Le visage sérieux disparut de l’écran. Dar Véter rassembla ses menus effets personnels, enferma dans un coffret les pellicules où étaient enregistrées les images et les voix de ses amis, ainsi que ses propres pensées. Il enleva du mur la reproduction chromoréflexe28 d’un vieux tableau russe, prit sur la table une statuette en bronze de l’actrice Bello Gai, qui ressemblait à Véda Kong. Tous ces objets et quelques vêtements furent emballés dans une caisse en aluminium dont le couvercle portait des chiffres et des signes linéaires en relief. Dar Véter composa les coordonnées qu’on lui avait indiquées, ouvrit une trappe dans le mur et y poussa la caisse. Elle disparut, entraînée par un ruban sans fin. Puis il inspecta son logement. Bien avant l’époque de l’Anneau, il n’existait déjà plus de personnes chargées spécialement de l’entretien des locaux. Ces fonctions étaient remplies par les habitants eux-mêmes, ce qui exigeait de leur part un soin et une discipline irréprochables, ainsi qu’un aménagement judicieux des logis et des édifices publics, l’automatisme de la ventilation et du nettoyage.
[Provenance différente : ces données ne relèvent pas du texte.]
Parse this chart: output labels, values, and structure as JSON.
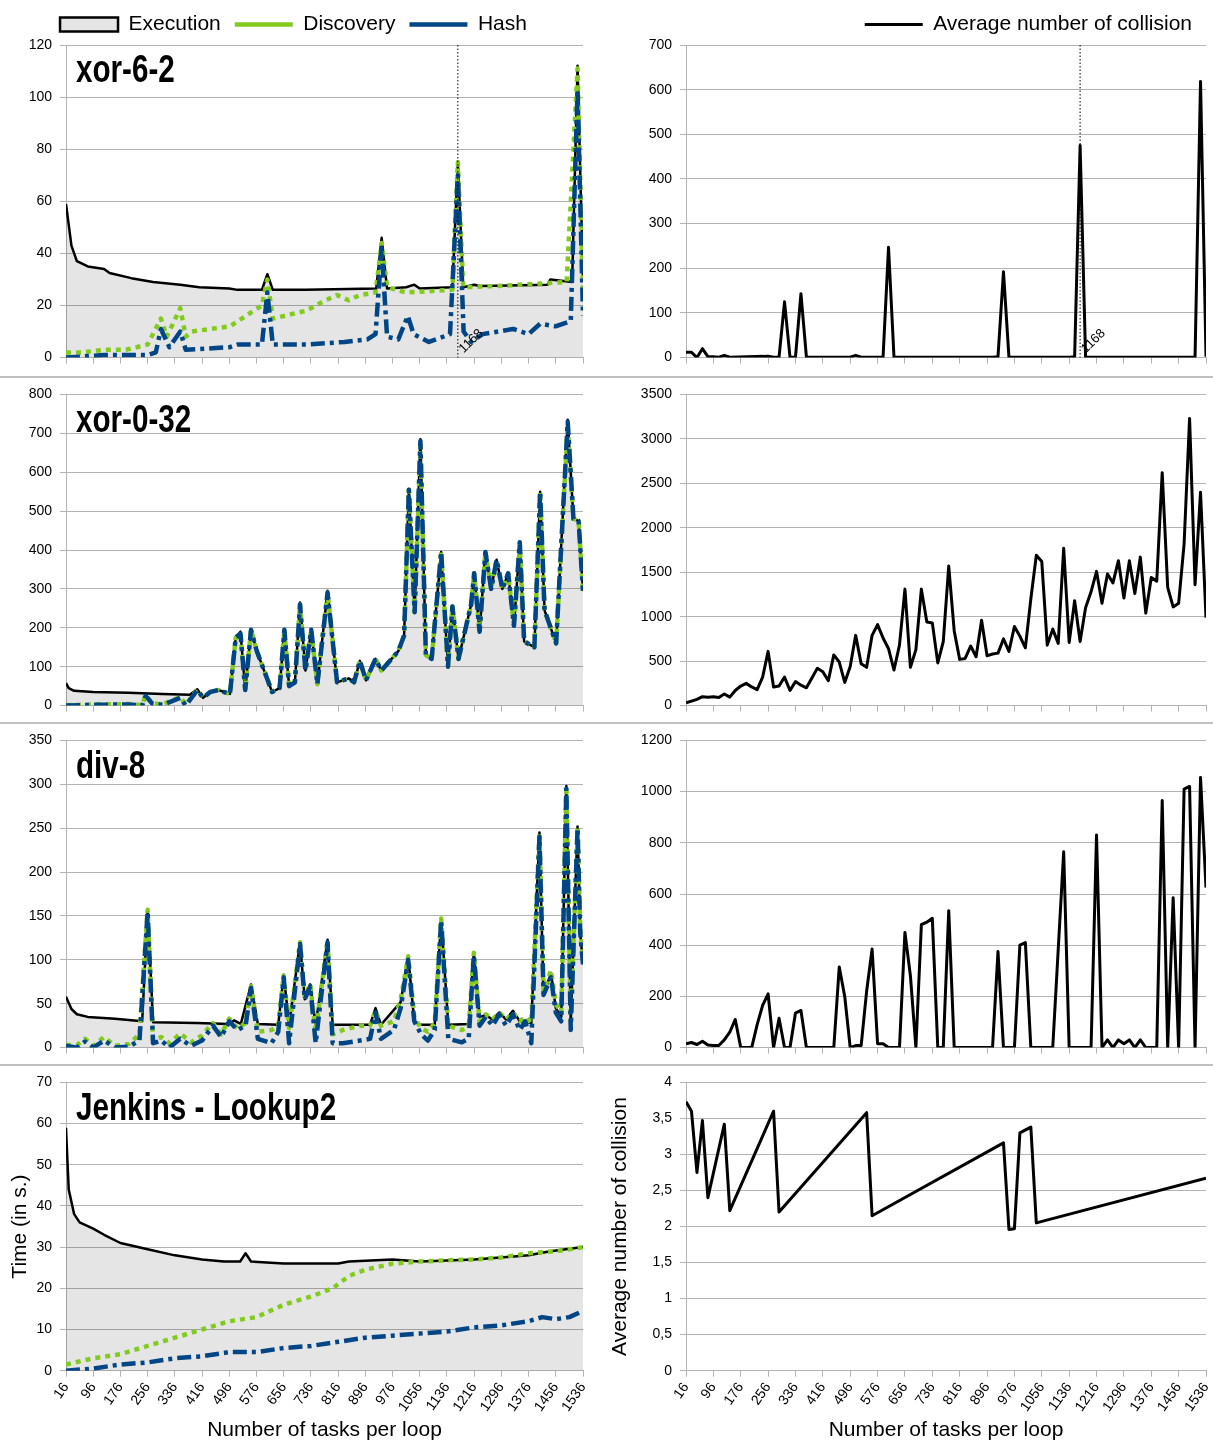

L’inspection terminée, Dar Véter abaissa un levier situé à la porte, pour prévenir la station immobilière que ses deux pièces étaient disponibles, et s’ea fut… La véranda vitrée de plaques laiteuses était échauffée par le soleil, mais la brise marine rafraîchissait comme toujours le toit en terrasse. Les passerelles piétonnes, jetées entre les bâtiments en treillis, semblaient flotter dans l’air et inviter à la promenade, mais Dar Véter ne s’appartenait plus. Le tuyau de la descente automatique le conduisit à la poste magnéto-électrique souterraine, d’où un wagonnet actionné aux ondes l’emmena vers la gare de la Voie Spirale. Dar Véter n’alla pas vers le détroit de Behring, où passait l’arc de jonction de la Branche ouest. Par cet itinéraire, le voyage jusqu’à la 17e ramification sud durait près de quatre jours. Dans les zones habitées Nord et Sud, circulaient des spiropteres de marchandises qui traversaient les océans et reliaient par le chemin le plus court les branches de la Voie Spirale. Dar Véter suivit la branche centrale jusqu’à la zone Sud, dans l’espoir de persuader le chef des transports aériens qu’il était un colis express. Sans compter qu’il gagnait trente heures. Dar Véter pourrait voir le fils de Grom Orm, président du Conseil d’Astronautique, qui l’avait choisi comme mentor.